A folio curated by Jennifer Martelli and Cindy Veach
Motherhood poems have a certain reputation of being overly sentimental and happy. Traditionally, they have not reflected the fact that the motherhood experience is highly complex, involving identity, body image, autonomy, and more.
Jennifer Militello’s excellent article, “From the Maternal to the Mechanical” (APR May/June 2017), explores the “struggle against sentiment in contemporary American motherhood poetry.” The premise is that “America’s contemporary poets are now in a position where they must explore ways of writing about motherhood that can defy sentimentality and resist the cultural pressure to present motherhood mainly as a source of happiness.”
The poems in this folio seek to disrupt the quintessential motherhood poem by defying expectation and viewing the mother or child figure through a new lens.
In Kelli Russell Agodon’s poem, Postpartum Depression in a Volvo, the reader sees new motherhood through the lens of postpartum depression:
For weeks, depression wrote her / letters. Now darkness is so close, / she feels its tongue
And in Maggie Smith’s poem, Overheard, the children are seen as autonomous and separated from the mother:
…I call them / my children, but nothing is mine. // They are part of the shared all / and everything she speaks of.
Ultimately, each of the poems in this folio challenges the traditional motherhood poem in its own unique way.
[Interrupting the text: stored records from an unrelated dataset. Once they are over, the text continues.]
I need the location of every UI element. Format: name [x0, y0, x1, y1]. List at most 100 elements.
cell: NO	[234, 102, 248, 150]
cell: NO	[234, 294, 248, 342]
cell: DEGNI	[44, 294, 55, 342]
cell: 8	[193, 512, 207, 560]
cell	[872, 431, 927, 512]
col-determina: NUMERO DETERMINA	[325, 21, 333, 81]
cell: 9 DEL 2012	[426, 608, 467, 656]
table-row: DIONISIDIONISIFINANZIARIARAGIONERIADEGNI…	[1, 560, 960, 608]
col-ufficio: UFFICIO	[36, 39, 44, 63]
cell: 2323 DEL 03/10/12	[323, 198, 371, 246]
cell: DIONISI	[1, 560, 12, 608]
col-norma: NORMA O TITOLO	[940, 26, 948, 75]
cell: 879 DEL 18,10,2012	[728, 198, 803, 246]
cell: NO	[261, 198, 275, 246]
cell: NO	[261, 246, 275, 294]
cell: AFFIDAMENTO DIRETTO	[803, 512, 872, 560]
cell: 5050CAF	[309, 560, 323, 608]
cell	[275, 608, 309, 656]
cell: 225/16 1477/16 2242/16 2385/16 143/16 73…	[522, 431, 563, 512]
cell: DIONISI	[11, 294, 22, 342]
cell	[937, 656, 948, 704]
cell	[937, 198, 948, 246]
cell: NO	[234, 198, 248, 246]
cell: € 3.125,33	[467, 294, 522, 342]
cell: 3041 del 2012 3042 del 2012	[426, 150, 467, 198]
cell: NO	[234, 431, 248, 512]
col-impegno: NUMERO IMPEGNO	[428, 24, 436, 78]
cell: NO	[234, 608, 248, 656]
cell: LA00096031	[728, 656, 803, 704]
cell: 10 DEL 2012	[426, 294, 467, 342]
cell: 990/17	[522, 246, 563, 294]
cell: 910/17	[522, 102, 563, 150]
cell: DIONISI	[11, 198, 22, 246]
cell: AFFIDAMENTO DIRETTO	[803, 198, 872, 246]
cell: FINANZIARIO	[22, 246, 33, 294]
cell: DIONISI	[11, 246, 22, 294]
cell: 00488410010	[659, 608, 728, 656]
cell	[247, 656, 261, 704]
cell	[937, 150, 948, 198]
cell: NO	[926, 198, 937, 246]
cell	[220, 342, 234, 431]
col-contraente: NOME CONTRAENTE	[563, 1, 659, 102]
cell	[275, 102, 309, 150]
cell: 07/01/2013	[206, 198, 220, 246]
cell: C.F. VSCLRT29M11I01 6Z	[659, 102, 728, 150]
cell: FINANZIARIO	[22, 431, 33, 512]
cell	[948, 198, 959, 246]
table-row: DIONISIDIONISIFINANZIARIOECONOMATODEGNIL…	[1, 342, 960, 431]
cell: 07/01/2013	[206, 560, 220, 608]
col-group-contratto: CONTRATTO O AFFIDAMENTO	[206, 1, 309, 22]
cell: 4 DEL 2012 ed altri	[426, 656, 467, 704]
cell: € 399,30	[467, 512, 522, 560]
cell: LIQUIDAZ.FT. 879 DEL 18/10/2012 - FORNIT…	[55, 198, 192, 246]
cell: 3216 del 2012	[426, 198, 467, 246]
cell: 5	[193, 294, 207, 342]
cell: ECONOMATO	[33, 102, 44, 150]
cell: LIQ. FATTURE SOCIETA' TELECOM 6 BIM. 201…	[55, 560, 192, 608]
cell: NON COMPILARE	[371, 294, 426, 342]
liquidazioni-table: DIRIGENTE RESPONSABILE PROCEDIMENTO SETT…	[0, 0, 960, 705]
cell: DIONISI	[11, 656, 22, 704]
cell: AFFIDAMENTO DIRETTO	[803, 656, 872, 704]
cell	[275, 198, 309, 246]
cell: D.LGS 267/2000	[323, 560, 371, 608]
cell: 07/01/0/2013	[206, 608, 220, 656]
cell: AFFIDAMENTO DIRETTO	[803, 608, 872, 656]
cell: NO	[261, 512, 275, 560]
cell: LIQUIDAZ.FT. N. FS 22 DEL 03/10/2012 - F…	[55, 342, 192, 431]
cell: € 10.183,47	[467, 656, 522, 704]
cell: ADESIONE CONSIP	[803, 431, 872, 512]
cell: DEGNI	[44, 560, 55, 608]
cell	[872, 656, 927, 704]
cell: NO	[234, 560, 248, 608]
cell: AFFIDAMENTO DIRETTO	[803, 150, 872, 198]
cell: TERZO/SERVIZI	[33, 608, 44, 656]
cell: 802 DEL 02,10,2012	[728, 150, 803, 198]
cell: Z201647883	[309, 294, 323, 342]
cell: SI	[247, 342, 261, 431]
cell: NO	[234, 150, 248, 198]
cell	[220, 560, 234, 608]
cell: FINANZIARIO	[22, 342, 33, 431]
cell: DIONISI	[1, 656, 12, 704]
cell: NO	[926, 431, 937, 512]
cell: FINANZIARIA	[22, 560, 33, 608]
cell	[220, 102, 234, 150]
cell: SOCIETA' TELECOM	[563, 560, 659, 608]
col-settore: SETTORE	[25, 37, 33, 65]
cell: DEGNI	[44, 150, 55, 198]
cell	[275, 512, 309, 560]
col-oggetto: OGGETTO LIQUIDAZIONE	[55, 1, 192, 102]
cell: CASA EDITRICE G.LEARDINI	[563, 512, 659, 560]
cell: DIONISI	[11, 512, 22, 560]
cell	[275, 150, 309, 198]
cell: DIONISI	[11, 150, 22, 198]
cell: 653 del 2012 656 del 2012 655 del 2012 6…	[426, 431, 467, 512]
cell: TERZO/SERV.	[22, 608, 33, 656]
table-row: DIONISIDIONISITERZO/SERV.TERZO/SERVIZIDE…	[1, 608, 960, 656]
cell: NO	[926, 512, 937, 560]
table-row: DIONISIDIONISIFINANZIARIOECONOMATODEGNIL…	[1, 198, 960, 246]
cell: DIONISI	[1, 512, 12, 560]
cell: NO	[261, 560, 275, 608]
These are brave poems that aren’t afraid to ask: “What enters as mother?” as Stephanie Bryant Anderson does in her poem, My Sons (on dead fathers, the Celestial mother & other mothers):
What enters as mother? Moon as / reverence / ghost as reverence / hearing voices as /
reverence. Sky means body, Creation birth, / & a woman’s body, not a rib but the equal sign.
We hope you will enjoy reading this collection as much as we enjoyed curating it.